Aku sempat kesasar untuk beberapa kali. Tapi untungnya ada seorang Ibu muda yang mau menunjukan tempat keberadaan Ibuku. Ibu muda yang mengantar aku memiliki permasalahan yang sama yaitu Ia pun hingga kini belum pernah bertemu dengan Ibu kandungnya, karena Ibunya meniggal saat melahirkannya.

Tibalah aku di tempat itu yaitu sebuah bangunan tinggi yang dikelilingi oleh pepohonan dan taman. Di sana terlihat banyak orang-orang yang tak waras sedang banyak yang bermain- main layaknya anak kecil.

Oh Tuhan.... seperti apakah keadaan Ibuku? Apakah Ibu juga seperti itu ? Seorang Satpam memberitahuku untuk menemui Ibu Suster Kepala, aku pun diantar sampai keruangan tempat Suster Kepala itu. Aku bertanya satu persatu tapi Ibuku katanya tak ada di sana lagi. Katanya, Ibuku dibawa lari oleh seorang mantan Suster Kepala karena dulu tempat itu pernah mengalami suatu peristiwa kebakaran. Ketika Ibu Suster Kepala bercerita demikian aku mulai putus asa , kemala lagi aku harus mencari Ibuku ? aku mencoba meminta alamat Ibu Suster Kepala yang membawa pergi Ibuku. Tapi sayangnya Beliau tidak mempunyai alamat Ibu Rosy, Mantan Ibu Suster Kepala.

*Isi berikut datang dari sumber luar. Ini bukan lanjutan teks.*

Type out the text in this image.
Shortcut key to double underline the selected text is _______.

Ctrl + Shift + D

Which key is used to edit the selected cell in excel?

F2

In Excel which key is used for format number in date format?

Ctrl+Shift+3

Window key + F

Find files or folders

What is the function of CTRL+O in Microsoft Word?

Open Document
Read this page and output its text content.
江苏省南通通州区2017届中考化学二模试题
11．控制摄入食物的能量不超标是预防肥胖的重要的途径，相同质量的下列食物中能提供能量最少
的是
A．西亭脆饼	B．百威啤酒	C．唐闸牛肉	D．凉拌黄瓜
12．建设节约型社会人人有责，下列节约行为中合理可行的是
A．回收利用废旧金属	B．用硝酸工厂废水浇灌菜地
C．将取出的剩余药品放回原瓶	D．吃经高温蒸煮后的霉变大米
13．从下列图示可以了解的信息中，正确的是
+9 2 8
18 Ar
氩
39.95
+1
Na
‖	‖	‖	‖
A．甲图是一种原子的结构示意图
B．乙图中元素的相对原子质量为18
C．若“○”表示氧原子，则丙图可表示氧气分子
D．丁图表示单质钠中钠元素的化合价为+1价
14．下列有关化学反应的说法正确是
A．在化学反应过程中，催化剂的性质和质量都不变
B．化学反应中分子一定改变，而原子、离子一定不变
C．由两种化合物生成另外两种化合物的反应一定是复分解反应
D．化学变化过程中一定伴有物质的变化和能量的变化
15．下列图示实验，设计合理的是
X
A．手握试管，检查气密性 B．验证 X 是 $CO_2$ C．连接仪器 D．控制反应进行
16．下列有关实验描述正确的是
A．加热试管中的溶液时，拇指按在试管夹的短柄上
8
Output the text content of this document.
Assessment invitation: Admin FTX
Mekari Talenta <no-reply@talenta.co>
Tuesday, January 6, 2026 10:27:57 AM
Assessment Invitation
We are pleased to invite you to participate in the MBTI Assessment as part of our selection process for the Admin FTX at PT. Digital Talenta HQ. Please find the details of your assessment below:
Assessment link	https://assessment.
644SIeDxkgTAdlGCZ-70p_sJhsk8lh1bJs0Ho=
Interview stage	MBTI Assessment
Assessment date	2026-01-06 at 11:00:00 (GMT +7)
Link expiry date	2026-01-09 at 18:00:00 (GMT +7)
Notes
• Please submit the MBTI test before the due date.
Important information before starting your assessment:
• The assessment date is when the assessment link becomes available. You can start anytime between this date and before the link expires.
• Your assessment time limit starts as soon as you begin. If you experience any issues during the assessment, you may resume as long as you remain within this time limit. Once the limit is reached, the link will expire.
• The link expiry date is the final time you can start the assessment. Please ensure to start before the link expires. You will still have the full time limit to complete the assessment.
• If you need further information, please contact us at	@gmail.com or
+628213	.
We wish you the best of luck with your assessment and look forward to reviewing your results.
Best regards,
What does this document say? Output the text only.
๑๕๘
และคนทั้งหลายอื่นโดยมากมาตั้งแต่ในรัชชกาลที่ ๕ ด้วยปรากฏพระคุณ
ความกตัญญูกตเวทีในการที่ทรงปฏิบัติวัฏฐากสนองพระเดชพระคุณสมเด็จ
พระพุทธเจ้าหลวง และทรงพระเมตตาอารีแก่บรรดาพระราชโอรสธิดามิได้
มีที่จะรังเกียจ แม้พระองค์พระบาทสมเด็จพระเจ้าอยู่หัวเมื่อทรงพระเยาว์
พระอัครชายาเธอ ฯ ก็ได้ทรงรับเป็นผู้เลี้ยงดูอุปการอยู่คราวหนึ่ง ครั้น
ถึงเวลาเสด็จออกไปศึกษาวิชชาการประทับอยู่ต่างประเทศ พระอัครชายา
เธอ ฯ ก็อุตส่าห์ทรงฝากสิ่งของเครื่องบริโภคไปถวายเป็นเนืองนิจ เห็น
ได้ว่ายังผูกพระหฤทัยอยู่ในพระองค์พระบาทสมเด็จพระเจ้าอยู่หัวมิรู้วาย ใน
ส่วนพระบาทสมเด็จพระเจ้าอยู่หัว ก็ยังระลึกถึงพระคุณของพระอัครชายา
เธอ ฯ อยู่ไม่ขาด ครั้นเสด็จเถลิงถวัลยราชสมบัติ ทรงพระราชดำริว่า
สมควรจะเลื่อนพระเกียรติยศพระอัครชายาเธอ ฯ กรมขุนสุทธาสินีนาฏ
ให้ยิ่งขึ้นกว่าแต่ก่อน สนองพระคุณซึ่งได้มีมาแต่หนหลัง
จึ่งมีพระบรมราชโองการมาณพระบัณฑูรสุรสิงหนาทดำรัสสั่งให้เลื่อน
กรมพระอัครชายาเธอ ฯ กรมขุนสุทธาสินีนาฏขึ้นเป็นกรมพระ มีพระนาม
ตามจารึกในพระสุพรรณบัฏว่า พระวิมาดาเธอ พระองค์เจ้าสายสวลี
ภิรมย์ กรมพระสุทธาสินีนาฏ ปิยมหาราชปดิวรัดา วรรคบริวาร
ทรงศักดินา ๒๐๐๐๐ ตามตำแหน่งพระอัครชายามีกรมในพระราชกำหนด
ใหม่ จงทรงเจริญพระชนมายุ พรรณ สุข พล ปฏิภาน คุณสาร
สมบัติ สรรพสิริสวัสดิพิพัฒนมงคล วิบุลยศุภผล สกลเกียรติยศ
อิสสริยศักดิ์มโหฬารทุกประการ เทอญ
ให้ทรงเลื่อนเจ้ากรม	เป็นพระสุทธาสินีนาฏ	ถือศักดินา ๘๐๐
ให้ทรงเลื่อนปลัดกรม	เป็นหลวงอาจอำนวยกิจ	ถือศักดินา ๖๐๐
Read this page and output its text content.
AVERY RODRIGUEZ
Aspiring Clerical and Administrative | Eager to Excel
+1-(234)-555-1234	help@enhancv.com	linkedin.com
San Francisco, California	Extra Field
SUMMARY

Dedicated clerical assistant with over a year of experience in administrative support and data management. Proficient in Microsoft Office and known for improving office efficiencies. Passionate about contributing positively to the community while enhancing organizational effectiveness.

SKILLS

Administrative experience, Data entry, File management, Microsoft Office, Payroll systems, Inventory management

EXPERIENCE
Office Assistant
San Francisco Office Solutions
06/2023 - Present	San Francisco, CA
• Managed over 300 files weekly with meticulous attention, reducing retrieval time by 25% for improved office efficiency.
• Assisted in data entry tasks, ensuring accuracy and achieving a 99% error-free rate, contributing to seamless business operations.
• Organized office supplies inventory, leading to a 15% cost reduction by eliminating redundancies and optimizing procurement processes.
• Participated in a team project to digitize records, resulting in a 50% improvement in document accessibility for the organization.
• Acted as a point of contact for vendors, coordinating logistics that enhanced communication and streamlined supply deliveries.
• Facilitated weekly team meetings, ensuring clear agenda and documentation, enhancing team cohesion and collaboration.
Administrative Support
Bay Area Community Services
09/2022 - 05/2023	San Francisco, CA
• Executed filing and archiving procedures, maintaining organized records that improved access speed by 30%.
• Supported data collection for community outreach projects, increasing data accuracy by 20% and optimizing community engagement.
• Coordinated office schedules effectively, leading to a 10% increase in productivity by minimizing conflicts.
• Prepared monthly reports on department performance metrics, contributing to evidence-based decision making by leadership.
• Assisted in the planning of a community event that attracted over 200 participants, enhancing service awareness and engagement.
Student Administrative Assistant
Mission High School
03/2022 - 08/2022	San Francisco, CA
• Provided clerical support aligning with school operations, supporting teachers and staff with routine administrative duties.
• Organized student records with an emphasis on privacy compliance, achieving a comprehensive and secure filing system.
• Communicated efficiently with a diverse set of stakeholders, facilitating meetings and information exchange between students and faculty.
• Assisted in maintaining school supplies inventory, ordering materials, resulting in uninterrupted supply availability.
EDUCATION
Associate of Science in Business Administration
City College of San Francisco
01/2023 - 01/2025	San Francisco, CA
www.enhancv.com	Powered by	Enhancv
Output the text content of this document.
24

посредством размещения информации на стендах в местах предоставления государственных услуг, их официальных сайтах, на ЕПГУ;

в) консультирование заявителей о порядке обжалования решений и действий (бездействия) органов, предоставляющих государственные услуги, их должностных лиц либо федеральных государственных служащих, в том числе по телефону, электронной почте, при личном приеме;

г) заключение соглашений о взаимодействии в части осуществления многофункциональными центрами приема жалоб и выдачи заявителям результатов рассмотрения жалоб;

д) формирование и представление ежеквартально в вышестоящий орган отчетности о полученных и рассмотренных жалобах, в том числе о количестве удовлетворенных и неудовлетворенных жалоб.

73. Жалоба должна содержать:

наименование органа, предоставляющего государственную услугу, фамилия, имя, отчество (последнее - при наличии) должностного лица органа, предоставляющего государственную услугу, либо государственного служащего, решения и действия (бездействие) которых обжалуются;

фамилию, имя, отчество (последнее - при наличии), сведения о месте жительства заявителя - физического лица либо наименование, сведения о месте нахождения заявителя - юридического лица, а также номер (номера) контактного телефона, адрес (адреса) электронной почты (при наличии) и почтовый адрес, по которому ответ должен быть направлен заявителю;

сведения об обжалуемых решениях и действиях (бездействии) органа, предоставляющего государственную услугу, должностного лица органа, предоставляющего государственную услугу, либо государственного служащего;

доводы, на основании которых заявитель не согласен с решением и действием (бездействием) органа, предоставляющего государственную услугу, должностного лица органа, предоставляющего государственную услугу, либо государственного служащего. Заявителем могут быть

Lantas, mengapa Ibu Rosy hanya membawa pergi Ibuku? Jawab Ibu Ratna kepala Suster yang kini, katanya Ibu Rosy sangat dekat dengan Ibuku, Ia menganggap Ibuku seperti Ibunya sendiri. Ibu Ratna memberiku sebuah foto wanita paruh baya, itu adalah foto Ibu Rosy, orang yang membawa pergi Ibuku. Tetapi aku merasa seperti pernah bertemu dengan wanita itu, ternyata Ia adalah Ibu muda yang tadi mengantarku ketempat ini. Karena Ibunya telah meninggal , maka Ia pun begitu menyayangi Ibuku. Tapi Untungnya ada yang memberitauku tentang alamat Ibu Rosy yaitu seorang tukang kebun yang sudah berada disitu sejak lama. Rasa putus asaku sejenak hilang karena Tuhan memberiku jalan untuk mencari Ibu kandungku. Aku pergi meninggalkan tempat itudan terus mencari keberadaan Ibuku dengan menyelusuri jalan Kota Bandung yang begitu ramai dengan lalu lalang kendaraan dan para pedagang yang berjualan disepanjang trotoar. Pencarianku hari ini tak membuahkan hasil. Aku memutuskan untuk mencari tempat untuku bermalam.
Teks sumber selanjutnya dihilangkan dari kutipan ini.